Would Arvid ever follow him on the road to America? Robert did not believe so; apparently, in one year and a half, he had not saved a single daler; in his whole life he would be unable to save two hundred daler.

But in Korpamoen everything was now being put in order.

One day the Nilsa family’s old clothes chest—of solid oak painted black—was pulled forward from its place in a cobweb-infested corner of the attic, and carried down into the kitchen for inspection and dusting. No one knew how old this chest was—the hands which made it were mixed with the earth of the churchyard many hundreds of years ago. It had passed from father to son through numerous generations. More than one young bridegroom had entrusted his finery to it after the wedding feast, more than once had the farm’s women fetched winding sheets from it when there was a corpse in the house to shroud. Under the lid of the chest valuable things had been secreted; this lid had been lifted by the shaking hands of old women, and by young, strong, maiden fingers. It had been approached mostly at life’s great happenings: baptisms, weddings, and funerals. This enduring piece of furniture had through centuries followed the family, and at last been pushed away into a dark attic corner where it had long remained undisturbed. Now it was pulled out into the daylight once more; it was the roomiest and strongest packing case they could find—five feet long and three feet high, wrought with strong iron bands three fingers wide.

In its old age the Nilsa family clothes chest must go out into the world and travel.

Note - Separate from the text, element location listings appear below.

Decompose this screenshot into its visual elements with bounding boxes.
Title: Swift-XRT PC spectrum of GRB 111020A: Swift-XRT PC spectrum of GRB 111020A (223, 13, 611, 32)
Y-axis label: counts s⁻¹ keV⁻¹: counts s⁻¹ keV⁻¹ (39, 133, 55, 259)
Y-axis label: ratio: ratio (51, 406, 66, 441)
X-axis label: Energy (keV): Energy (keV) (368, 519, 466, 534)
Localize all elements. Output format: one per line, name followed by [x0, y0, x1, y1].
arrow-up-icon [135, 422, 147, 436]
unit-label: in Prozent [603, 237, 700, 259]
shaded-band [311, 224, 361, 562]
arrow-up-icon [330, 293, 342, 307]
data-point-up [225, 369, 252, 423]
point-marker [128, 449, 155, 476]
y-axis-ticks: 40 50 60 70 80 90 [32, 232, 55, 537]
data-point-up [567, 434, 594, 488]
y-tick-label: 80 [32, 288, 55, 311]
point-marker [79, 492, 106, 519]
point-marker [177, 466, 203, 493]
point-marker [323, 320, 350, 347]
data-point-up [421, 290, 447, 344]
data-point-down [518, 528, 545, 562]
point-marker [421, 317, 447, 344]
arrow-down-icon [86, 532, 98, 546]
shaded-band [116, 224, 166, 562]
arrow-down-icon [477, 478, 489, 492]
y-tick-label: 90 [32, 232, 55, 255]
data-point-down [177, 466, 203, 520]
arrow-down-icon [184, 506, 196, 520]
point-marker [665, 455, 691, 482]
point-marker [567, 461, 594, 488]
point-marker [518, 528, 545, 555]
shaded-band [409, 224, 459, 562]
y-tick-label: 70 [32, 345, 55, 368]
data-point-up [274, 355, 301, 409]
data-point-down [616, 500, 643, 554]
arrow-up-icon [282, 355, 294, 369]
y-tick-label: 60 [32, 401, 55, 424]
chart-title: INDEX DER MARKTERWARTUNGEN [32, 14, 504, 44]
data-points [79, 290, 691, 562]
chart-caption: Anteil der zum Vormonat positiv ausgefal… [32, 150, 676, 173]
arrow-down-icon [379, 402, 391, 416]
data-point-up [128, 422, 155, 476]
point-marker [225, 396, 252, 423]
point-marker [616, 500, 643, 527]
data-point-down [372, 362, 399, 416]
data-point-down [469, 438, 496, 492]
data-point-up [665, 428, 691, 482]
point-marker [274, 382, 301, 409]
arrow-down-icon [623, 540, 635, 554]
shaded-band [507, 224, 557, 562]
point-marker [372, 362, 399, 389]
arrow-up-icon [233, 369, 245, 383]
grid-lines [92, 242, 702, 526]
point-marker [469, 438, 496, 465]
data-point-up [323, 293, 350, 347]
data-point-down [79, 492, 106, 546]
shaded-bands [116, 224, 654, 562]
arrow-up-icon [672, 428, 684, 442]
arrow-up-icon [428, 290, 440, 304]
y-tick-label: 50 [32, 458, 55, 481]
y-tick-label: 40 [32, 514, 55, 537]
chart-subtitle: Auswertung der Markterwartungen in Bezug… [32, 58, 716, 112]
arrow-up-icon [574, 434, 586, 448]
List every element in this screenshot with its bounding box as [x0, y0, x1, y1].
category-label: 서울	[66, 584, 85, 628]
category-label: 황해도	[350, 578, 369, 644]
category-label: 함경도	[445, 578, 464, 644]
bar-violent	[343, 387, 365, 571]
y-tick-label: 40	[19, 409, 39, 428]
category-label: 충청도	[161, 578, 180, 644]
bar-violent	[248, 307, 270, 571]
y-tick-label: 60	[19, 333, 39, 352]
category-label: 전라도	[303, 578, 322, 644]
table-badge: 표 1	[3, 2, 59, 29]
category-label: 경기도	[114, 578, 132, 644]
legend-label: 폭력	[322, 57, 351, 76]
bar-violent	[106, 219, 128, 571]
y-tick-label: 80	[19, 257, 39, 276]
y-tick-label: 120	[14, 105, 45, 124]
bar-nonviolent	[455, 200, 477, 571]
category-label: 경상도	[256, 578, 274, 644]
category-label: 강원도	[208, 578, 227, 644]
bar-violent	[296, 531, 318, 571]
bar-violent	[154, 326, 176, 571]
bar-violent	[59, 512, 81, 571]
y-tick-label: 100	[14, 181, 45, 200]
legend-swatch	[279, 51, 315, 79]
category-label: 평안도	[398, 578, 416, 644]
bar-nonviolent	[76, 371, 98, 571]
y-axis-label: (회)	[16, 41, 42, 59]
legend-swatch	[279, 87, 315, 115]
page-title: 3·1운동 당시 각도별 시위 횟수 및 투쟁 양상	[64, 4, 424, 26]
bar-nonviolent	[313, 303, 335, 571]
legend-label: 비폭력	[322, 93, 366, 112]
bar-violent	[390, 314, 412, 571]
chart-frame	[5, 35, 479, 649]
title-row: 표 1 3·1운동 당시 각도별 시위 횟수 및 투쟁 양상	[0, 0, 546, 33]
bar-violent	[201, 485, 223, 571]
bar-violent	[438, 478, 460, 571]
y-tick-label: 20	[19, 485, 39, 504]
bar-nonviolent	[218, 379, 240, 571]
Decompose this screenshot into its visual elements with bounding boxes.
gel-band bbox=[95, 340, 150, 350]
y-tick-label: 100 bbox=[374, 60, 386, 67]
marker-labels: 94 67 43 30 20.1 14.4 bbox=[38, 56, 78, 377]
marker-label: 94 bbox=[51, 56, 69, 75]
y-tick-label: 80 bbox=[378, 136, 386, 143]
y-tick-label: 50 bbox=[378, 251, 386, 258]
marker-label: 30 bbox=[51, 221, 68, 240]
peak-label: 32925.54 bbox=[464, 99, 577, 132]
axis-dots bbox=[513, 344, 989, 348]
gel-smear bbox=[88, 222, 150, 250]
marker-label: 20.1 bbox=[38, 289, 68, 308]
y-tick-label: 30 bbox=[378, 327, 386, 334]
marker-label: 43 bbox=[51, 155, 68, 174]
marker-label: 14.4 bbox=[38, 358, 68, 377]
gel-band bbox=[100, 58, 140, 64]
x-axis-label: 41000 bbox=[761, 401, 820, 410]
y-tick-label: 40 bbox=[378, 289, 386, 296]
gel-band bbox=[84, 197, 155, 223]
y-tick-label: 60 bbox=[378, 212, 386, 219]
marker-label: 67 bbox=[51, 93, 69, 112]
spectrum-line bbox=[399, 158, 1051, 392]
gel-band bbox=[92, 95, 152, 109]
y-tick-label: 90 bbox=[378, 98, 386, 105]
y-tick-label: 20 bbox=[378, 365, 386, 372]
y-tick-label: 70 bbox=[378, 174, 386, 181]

It was tested in its joints, and the still-sound oak boards passed the inspection. It was scrubbed clean inside, and old rust scraped from hinges and escutcheons. After timeless obscurity the heavy, clumsy thing was unexpectedly honored again. From its exile in attic darkness it was now honored with the foremost place in the house. The chest had been half forgotten, years had passed without its lid being lifted; now it became the family’s most treasured piece of furniture, the only one to accompany them on the journey.